Quand j’étais étudiant en Master, j’ai découvert tout à fait par hasard à la bibliothèque un livre de Claude Combes — Interactions durables. En progressant dans ma lecture, j’ai été de plus en plus passionné par la complexité et l’élégance des interactions entre espèces. Suffisamment pour me détourner de l’immunologie, et me réorienter vers l’écologie parasitaire. Comment des espèces avec des intérêts diamétralement opposés interagissent et évoluent? Quelle est la «meilleure» stratégie pour chacune d’entre elles? Après avoir travaillé sur des parasites de poissons pendant mes stages de Master, j’ai consacré ma thèse à tenter de comprendre l’évolution de la spécialisation écologique dans les systèmes antagonistes.

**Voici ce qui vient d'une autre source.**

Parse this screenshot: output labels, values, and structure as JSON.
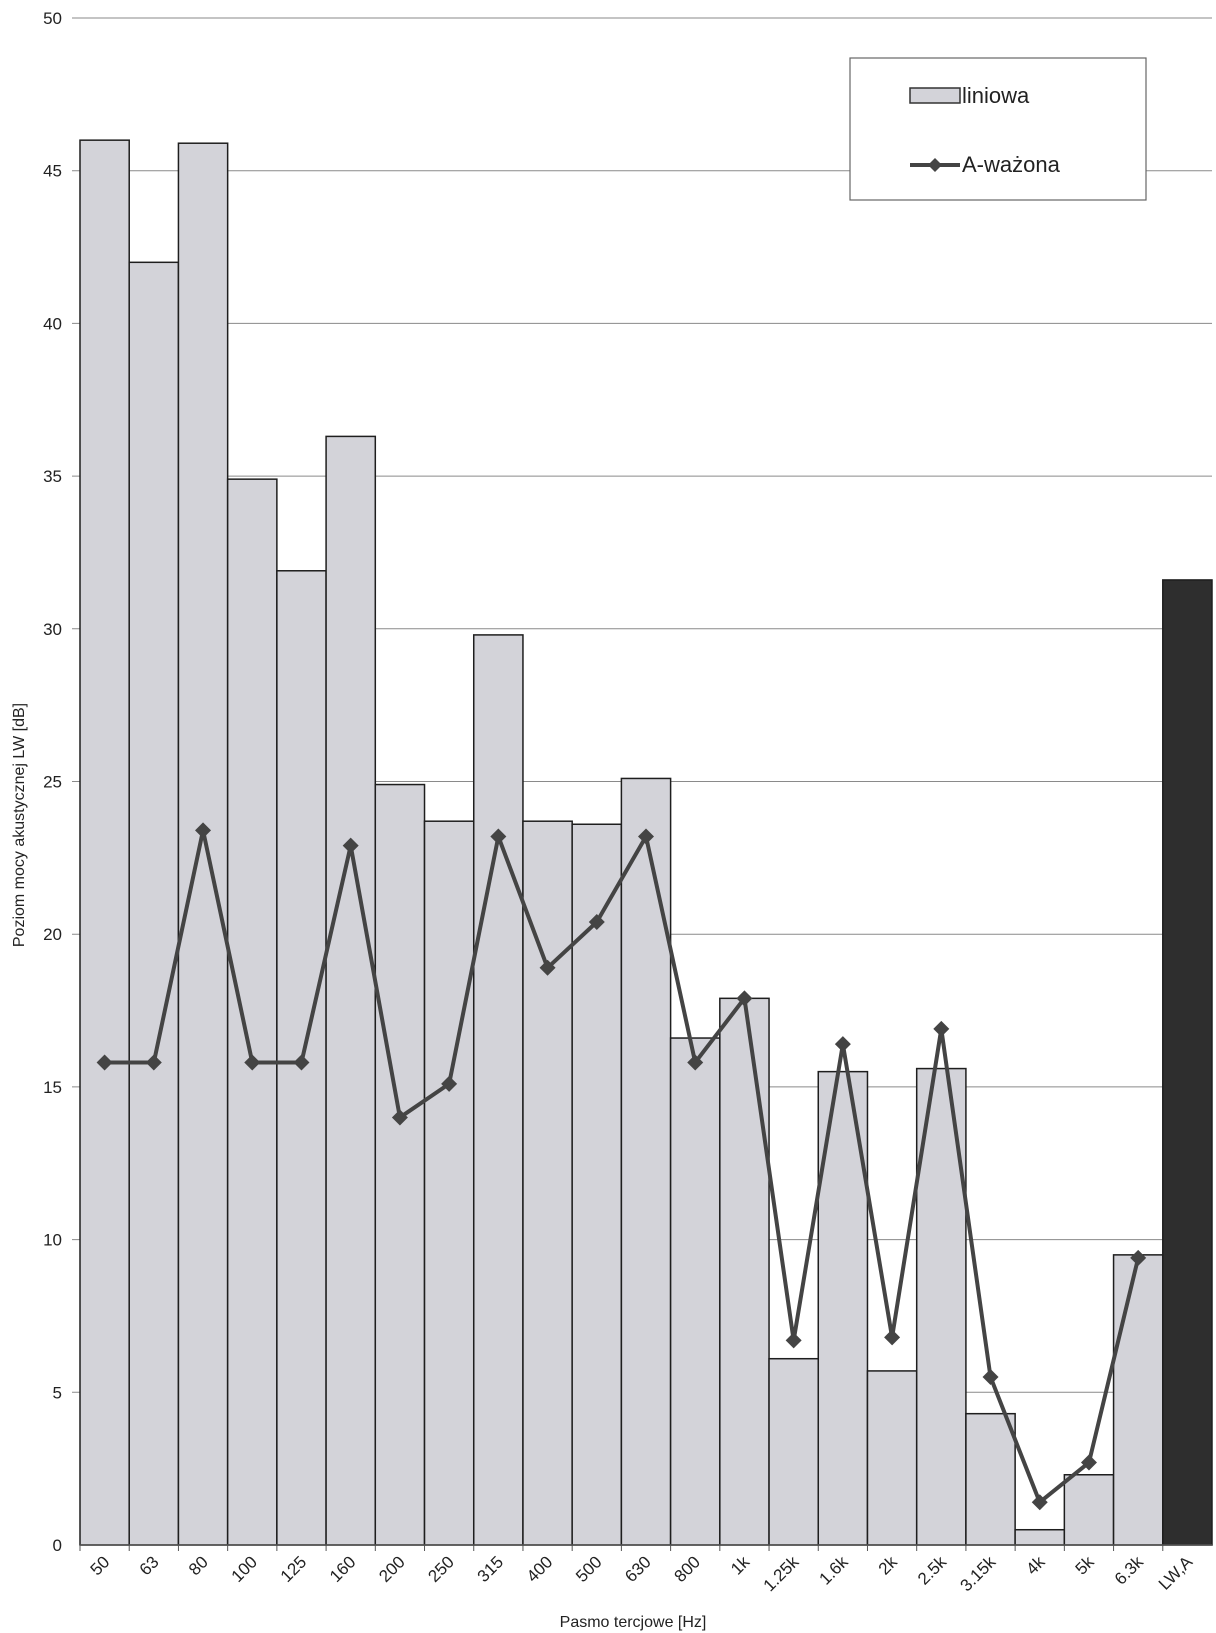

En quelque mots, mon objectif était de comprendre quelles stratégies des espèces avec des buts différents (manger / ne pas être mangé) vont adopter, dans un environnement qui change. Depuis Darwin, on sait que les organismes s’adaptent graduellement à leur environnement, et que cette adaptation se fait sous certains contraintes. La même observation est vraie pour les interactions entre les espèces, et on peut en tirer deux grandes lignes de réflexion. D’abord, la manière dont on s’adapte à l’environnement va ressembler à la manière dont on s’adapte aux autres espèces, parce que ce deux processus sont contraints par la génétique, la physiologie, le développement. Ensuite, le type d’adaptations à l’environnement qu’on développe interagit avec l’adaptation aux autres espèces, parce que la majorité des traits impliqués sont eux mêmes reliés.

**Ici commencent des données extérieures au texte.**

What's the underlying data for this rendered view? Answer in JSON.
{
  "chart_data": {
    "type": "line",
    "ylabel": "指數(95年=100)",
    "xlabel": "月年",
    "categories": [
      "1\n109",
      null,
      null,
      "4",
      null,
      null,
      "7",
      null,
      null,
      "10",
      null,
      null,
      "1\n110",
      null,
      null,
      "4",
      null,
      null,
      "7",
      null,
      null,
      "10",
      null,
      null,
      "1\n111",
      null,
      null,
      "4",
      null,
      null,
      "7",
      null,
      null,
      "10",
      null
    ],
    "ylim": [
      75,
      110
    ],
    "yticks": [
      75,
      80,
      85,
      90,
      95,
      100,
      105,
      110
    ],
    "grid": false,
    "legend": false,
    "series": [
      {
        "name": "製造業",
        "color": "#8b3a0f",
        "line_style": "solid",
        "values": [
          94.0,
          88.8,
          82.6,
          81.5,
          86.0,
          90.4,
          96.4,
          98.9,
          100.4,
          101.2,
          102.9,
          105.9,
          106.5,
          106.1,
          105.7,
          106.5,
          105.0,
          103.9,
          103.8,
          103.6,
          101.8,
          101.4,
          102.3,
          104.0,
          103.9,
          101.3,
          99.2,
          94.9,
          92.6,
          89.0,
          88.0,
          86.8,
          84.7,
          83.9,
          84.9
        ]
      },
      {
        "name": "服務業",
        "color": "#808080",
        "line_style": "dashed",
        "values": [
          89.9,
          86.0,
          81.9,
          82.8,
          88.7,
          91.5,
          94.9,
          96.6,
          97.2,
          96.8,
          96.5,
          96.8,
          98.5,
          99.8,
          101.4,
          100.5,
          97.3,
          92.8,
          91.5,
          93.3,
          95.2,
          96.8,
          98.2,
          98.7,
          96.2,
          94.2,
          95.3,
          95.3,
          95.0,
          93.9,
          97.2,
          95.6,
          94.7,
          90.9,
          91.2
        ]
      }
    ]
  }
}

De ces deux constats, nous avons tiré une question de recherche plus précise: quels sont les facteurs qui limitent le nombre d’environnements auxquels une espèce peut s’adapter? Si les processus sont les mêmes, vivre dans un milieu plus chaud, ou vivre dans un nouvel hôte, ne sont peut être pas des événements si différents que ça. Cette question peut sembler très théorique, alors qu’en fait, comprendre qui vit où, c’est la clé de notre compréhension des patrons de biodiversité. Et c’est sans parler des conséquences pour la santé publique: les mécanismes qui font qu’un virus devient infectieux pour l’homme ne sont peut être pas si différents de ceux qui permettent à un poisson méditerranéen de passer dans l’Atlantique! Ce qui m’a vraiment emballé dans ce travail, c’est cette possibilité d’intégrer les interactions à beaucoup d’autres idées d’actualité en écologie.

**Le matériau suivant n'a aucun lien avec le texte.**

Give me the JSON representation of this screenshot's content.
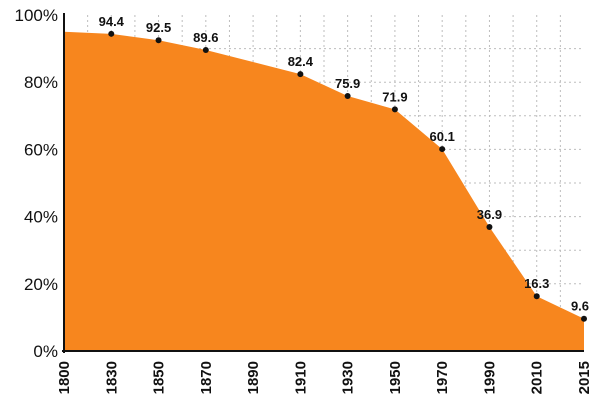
{
  "chart_data": {
    "type": "area",
    "x": [
      1800,
      1830,
      1850,
      1870,
      1890,
      1910,
      1930,
      1950,
      1970,
      1990,
      2010,
      2015
    ],
    "x_tick_labels": [
      "1800",
      "1830",
      "1850",
      "1870",
      "1890",
      "1910",
      "1930",
      "1950",
      "1970",
      "1990",
      "2010",
      "2015"
    ],
    "series": [
      {
        "points": [
          {
            "x": 1800,
            "y": 95.0,
            "label": ""
          },
          {
            "x": 1830,
            "y": 94.4,
            "label": "94.4"
          },
          {
            "x": 1850,
            "y": 92.5,
            "label": "92.5"
          },
          {
            "x": 1870,
            "y": 89.6,
            "label": "89.6"
          },
          {
            "x": 1910,
            "y": 82.4,
            "label": "82.4"
          },
          {
            "x": 1930,
            "y": 75.9,
            "label": "75.9"
          },
          {
            "x": 1950,
            "y": 71.9,
            "label": "71.9"
          },
          {
            "x": 1970,
            "y": 60.1,
            "label": "60.1"
          },
          {
            "x": 1990,
            "y": 36.9,
            "label": "36.9"
          },
          {
            "x": 2010,
            "y": 16.3,
            "label": "16.3"
          },
          {
            "x": 2015,
            "y": 9.6,
            "label": "9.6"
          }
        ]
      }
    ],
    "y_ticks": [
      0,
      20,
      40,
      60,
      80,
      100
    ],
    "y_tick_labels": [
      "0%",
      "20%",
      "40%",
      "60%",
      "80%",
      "100%"
    ],
    "ylim": [
      0,
      100
    ],
    "grid": "dotted",
    "legend": "none",
    "colors": {
      "fill": "#f7861e",
      "marker": "#111111",
      "grid": "#bdbdbd",
      "axis": "#111111"
    }
  }
}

En se basant sur cette idée que (peut-être) les mécanismes sont conservés à toutes les échelles, on s’offrait la possibilité de comprendre le phénomène de spécialisation «dans son ensemble», donc à travers l’ensemble de l’écologie évolutive, qu’on soit intéressé aux interactions ou non. En creusant un peu la littérature, nous avons rapidement identifié une grosse lacune: le dernier article de synthèse exhaustif datait de… 1988! A de rares exceptions près, on avait développé de la littérature empirique, et des modèles, mais sans vraiment effectuer un effort de synthèse; ce n’est pas entièrement exact, mais pour faire court, disons que l’accumulation de littérature a conduit à la rédaction de synthèses sur des questions de plus en plus spécialisées. L’idée de base, c’est qu’il était temps de rassembler tout ça, et de chercher dans l’énorme quantité d’articles disponibles des facteurs écologiques et évolutifs qui étaient toujours associés à l’évolution de la spécialisation.
Notre surprise, après avoir passé quelques mois sur la littérature, c’est que ces facteurs sont finalement assez peu nombreux! Pourquoi l’évolution de la spécialisation est-elle un phénomène aussi complexe? Parce que tous ces facteurs interagissent. Considérés un par un, il est relativement simple de comprendre leur effet. Mais quand deux facteurs qui ont des effets différents ont aussi un effet l’un sur l’autre, comment prédire les conséquences? À ce stade, ceux qui veulent vraiment savoir peuvent aller chercher l’article publié en accès libre dans Ecology Lettershttp://www.ncbi.nlm.nih.gov/pubmed/21699641 (en accès libre).
Faire ce travail de synthèse a été une expérience déterminante pour moi; l’impression d’avoir réussi a dégager un peu d’ordre dans une question aussi complexe était une bonne chose, mais j’ai surtout pris beaucoup de recul sur les différentes questions que nous avons abordé. Après avoir passé autant de temps dans la littérature, il était aussi plus facile d’identifier les zones à éclaircir, et donc d’avoir de bonnes idées pour des travaux futurs.